From Progarchives.com, the ultimate progressive rock music website

Steve Hegede
Prog Reviewer
5 stars I hate to start this review using the word "wow". But here it goes...wow! For those of you who are unfamiliar with THINKING PLAGUE, they are one of the leading bands in the modern Rock-in-opposition movement. Rock-in-opposition, or RIO for short, can be traced back to the early musical experiments of Frank ZAPPA, but the actual left-leaning movement began in Europe with bands like HENRY COW, STORMY SIX, and PICCHIO DAL POZZO.

As the 1980s began, RIO became an international, non-political, musical genre. What does RIO sound like? The RIO sound is almost impossible to describe because it is open to all sorts of influences and ideas, but the bands tend to mix 20th Century avant-garde classical influences, with progressive rock, and avant-jazz. So the music tends to sound dissonant, complex, angular, yet totally addictive. What makes this music addictive for me are the quirky rhythms found in most RIO bands. Some of Frank ZAPPA's crazier rhythms are a good comparison, but the RIO bands usually come up with ideas that no one else has thought of. The bands break new ground with each new album.

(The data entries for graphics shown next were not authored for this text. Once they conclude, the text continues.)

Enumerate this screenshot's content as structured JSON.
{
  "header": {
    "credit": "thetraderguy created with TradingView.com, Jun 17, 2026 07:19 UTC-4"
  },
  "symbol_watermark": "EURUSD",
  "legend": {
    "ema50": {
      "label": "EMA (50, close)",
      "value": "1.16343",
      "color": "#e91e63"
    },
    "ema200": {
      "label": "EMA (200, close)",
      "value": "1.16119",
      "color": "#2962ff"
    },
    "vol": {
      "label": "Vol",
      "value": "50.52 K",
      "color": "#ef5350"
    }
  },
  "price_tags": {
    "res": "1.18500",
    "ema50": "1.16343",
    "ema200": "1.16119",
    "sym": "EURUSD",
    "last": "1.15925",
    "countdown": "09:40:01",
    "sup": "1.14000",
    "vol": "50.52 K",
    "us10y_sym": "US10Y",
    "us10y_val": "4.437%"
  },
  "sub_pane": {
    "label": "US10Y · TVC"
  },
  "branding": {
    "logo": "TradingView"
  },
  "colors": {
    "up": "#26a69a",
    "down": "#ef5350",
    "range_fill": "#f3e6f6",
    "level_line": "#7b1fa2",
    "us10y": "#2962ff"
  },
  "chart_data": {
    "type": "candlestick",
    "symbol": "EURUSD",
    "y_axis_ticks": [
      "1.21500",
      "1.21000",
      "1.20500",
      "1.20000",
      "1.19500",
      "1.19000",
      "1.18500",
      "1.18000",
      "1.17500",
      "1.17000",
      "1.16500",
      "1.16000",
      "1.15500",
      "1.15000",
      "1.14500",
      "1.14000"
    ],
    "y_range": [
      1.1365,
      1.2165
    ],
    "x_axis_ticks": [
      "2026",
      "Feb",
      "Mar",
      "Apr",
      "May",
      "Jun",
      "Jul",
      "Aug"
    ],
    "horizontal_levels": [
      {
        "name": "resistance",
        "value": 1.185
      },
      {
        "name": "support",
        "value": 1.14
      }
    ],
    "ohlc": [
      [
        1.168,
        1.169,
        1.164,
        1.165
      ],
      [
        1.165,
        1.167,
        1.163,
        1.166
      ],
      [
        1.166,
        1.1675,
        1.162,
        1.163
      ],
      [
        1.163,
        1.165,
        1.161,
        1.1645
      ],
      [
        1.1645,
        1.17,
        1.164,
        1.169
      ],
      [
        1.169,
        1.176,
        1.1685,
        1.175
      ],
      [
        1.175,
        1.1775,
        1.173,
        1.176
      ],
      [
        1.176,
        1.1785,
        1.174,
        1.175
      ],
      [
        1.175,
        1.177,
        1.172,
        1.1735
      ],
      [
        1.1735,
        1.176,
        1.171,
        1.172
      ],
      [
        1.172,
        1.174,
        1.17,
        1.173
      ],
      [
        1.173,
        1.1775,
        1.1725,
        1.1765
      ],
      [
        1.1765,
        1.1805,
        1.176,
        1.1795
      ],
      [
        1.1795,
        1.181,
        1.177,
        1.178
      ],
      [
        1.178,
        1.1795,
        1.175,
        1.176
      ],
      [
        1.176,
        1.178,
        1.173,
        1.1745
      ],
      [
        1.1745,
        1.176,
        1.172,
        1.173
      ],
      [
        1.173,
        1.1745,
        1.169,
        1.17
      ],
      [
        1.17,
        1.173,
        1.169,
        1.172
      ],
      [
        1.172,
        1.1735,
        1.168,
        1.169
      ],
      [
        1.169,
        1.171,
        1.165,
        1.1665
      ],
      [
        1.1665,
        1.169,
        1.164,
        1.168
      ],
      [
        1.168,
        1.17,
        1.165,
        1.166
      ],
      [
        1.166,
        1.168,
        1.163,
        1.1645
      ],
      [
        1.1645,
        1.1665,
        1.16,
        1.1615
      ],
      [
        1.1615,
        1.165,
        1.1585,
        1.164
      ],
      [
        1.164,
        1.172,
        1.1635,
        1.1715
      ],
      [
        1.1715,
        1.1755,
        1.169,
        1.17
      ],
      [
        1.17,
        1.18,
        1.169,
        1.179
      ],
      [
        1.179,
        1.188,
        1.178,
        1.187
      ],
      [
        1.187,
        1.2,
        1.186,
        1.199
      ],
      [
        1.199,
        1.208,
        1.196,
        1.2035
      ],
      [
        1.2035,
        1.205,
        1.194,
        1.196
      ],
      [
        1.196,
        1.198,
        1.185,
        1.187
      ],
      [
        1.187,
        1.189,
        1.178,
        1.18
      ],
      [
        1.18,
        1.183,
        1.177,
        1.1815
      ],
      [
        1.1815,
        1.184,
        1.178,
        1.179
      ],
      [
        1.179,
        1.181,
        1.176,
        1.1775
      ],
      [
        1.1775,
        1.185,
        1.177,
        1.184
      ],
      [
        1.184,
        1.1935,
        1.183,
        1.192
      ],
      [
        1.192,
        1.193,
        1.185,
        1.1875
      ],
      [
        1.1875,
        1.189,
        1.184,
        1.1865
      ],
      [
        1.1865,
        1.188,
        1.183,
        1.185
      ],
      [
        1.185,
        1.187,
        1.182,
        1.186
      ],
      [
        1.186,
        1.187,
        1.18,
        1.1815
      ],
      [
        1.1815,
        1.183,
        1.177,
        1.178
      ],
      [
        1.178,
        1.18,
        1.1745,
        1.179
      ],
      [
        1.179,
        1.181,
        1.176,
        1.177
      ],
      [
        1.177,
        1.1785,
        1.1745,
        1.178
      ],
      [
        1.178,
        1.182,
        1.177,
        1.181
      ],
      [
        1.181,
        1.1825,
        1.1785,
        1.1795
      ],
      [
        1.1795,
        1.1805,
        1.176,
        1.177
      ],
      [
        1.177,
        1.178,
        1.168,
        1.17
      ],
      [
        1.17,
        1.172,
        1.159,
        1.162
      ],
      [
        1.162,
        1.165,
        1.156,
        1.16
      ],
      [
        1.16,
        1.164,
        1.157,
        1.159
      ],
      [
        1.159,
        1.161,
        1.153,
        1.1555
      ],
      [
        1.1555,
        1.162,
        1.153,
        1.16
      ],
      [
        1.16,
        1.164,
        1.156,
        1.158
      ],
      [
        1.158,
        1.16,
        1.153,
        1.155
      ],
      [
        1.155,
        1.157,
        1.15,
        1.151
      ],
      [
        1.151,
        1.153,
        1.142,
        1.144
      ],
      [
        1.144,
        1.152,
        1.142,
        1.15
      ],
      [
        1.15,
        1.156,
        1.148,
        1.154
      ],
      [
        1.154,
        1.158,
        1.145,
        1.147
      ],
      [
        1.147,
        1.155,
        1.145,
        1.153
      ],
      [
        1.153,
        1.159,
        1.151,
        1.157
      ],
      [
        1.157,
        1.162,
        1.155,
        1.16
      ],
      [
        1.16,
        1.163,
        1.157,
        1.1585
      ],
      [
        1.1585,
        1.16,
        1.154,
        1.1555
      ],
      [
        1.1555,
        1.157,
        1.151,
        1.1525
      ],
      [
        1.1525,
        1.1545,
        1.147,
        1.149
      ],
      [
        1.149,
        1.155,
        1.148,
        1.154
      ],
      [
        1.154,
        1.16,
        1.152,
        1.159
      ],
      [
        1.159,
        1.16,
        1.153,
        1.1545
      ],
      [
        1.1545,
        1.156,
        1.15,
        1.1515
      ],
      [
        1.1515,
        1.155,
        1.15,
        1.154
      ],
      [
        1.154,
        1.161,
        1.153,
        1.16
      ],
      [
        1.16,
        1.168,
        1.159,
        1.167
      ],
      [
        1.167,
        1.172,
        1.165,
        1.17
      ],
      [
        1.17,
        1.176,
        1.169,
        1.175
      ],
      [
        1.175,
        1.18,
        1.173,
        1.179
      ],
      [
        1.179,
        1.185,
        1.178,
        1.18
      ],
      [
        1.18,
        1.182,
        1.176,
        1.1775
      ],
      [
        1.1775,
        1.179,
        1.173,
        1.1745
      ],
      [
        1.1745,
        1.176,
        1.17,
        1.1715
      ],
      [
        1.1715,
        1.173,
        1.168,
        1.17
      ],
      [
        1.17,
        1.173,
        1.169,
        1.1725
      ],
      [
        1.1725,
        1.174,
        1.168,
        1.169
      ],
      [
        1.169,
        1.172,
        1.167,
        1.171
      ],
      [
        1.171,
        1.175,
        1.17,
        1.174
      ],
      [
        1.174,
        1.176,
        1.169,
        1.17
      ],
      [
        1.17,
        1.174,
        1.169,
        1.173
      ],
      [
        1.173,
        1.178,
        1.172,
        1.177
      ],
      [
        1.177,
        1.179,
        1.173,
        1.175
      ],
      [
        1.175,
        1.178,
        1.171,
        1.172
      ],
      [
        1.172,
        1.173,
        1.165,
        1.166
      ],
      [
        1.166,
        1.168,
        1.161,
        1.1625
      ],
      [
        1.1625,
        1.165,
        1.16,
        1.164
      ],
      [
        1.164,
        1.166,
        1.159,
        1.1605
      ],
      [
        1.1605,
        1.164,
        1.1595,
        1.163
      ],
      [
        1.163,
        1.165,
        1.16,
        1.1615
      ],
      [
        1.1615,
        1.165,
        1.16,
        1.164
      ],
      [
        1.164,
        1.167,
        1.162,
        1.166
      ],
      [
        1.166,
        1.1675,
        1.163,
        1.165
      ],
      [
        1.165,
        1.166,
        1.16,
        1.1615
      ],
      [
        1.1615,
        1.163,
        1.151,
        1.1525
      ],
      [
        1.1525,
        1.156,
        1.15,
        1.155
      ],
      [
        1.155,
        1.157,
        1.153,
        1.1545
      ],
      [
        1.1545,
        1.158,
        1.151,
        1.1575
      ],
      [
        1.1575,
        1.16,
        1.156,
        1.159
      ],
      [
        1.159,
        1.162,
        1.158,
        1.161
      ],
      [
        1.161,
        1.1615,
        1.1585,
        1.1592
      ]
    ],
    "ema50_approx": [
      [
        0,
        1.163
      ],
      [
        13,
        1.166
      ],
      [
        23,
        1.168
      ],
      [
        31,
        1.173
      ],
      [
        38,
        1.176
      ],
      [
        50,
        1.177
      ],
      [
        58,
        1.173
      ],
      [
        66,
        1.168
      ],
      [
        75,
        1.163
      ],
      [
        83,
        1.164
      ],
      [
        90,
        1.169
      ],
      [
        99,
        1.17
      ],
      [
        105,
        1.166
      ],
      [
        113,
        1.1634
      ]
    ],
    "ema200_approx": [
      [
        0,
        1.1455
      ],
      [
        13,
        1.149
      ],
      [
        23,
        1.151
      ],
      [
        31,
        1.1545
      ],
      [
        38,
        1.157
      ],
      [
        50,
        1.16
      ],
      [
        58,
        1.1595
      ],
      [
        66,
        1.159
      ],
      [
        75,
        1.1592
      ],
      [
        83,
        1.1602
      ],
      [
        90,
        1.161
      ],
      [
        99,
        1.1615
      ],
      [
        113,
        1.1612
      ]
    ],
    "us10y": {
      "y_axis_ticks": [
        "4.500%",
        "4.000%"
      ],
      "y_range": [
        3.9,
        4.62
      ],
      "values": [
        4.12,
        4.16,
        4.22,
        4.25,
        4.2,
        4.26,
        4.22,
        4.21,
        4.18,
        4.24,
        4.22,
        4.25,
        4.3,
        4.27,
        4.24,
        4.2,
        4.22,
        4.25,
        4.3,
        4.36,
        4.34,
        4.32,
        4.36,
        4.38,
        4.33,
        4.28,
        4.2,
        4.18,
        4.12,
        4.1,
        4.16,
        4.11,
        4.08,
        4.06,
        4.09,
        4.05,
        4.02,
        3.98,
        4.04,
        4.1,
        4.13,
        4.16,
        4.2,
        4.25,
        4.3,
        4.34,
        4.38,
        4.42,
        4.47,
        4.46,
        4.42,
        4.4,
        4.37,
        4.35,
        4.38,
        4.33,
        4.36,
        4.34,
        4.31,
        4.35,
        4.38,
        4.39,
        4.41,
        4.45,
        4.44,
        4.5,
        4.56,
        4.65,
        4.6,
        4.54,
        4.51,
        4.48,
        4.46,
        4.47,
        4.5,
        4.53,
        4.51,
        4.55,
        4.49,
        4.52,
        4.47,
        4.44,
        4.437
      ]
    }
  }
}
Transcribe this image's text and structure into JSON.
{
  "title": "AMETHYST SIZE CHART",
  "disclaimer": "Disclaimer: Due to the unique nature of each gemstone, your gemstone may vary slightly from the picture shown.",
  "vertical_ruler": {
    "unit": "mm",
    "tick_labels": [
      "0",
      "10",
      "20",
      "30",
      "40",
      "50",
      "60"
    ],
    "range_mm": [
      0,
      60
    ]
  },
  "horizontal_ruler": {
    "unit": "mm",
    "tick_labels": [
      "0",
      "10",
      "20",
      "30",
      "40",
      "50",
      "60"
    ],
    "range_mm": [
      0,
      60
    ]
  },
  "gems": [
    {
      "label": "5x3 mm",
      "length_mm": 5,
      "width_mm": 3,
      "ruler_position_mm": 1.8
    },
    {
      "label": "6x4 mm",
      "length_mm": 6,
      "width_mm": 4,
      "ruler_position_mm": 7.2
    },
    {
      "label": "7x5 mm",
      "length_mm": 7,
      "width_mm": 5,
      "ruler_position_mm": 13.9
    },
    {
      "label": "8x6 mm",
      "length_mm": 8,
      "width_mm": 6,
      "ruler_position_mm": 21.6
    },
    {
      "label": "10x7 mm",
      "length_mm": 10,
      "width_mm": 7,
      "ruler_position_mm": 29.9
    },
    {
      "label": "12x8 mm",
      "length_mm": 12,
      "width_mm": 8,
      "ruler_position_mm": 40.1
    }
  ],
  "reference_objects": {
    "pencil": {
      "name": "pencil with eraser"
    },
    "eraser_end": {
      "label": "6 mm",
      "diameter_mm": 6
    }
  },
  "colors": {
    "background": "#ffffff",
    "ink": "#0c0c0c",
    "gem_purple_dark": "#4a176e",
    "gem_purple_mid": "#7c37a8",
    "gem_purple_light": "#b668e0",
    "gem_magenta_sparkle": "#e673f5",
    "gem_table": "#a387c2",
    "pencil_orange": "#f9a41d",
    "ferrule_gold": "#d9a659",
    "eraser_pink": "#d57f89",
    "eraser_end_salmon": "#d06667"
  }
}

"In Extremis" is the latest album from THINKING PLAGUE, and it's quite a treat. I'll try to describe the music from the bottom up to hopefully give you an idea of their sound. The drum and bass work on this album is phenomenal. Dave Kerman and Bob Drake work themselves into complex grooves that are so catchy, that they sometimes have a strange danceable-quality to them (if you are also able to dance to some of ZAPPA's music). Somehow they also manage to create a layer of sound that is separate, yet parallel, to what the other musicians are playing. In fact, most listeners will be amazed at the amount of layers in this music. Each musician in TP seems to be in their separate world, but somehow the colliding sounds fit perfectly together.

Anyway, over the "rhythm-layer" we find a mix of classical and rock instruments. The melodies, and flurries of counter-melodies, seem influenced by Schoenberg's 12-tone music. Guitarist Mike Johnson leads with his excellent guitar work, but he is closely followed by dozens of instruments which include piano, clarinet, cello, flute, and violin. Microtonal influences appear in a number of sections and seem to be done by electronic manipulation and synths. The chords created by the various instruments are densely-dissonant (but not ugly), and have an Edgar Varese-quality to them. This, of course, might sound like too much for some, but I have to add that the band has a talent for creating hooks that remain locked in your head long after the album is done.

In my opinion, singer Deborah Perry has an important role for making this musically complex album accessible to a progressive rock audience. Her vocal lines are dissonant, and 12-tone based, yet her delivery has an avant-pop quality to it that should sound strangely beautiful even to someone who is unfamiliar with modern classical. Some of the CD's highlights include the opening track "Dead Silence" which is a tour-de-force and features catchy vocals and lyrics. "Les Etudes D'Organism" is a 14-minute epic that features a section influenced by early circus music. However, that section sounds like circus music composed by Arnold Schoenberg. The remaining tracks each explore new ground, unexplored sounds, and 20th century musical theories.

Overall, I would recommend "In Extremis" to musically adventurous prog fans. But if your also looking for an introduction to avant-garde music, and RIO, this is another perfect CD to start with.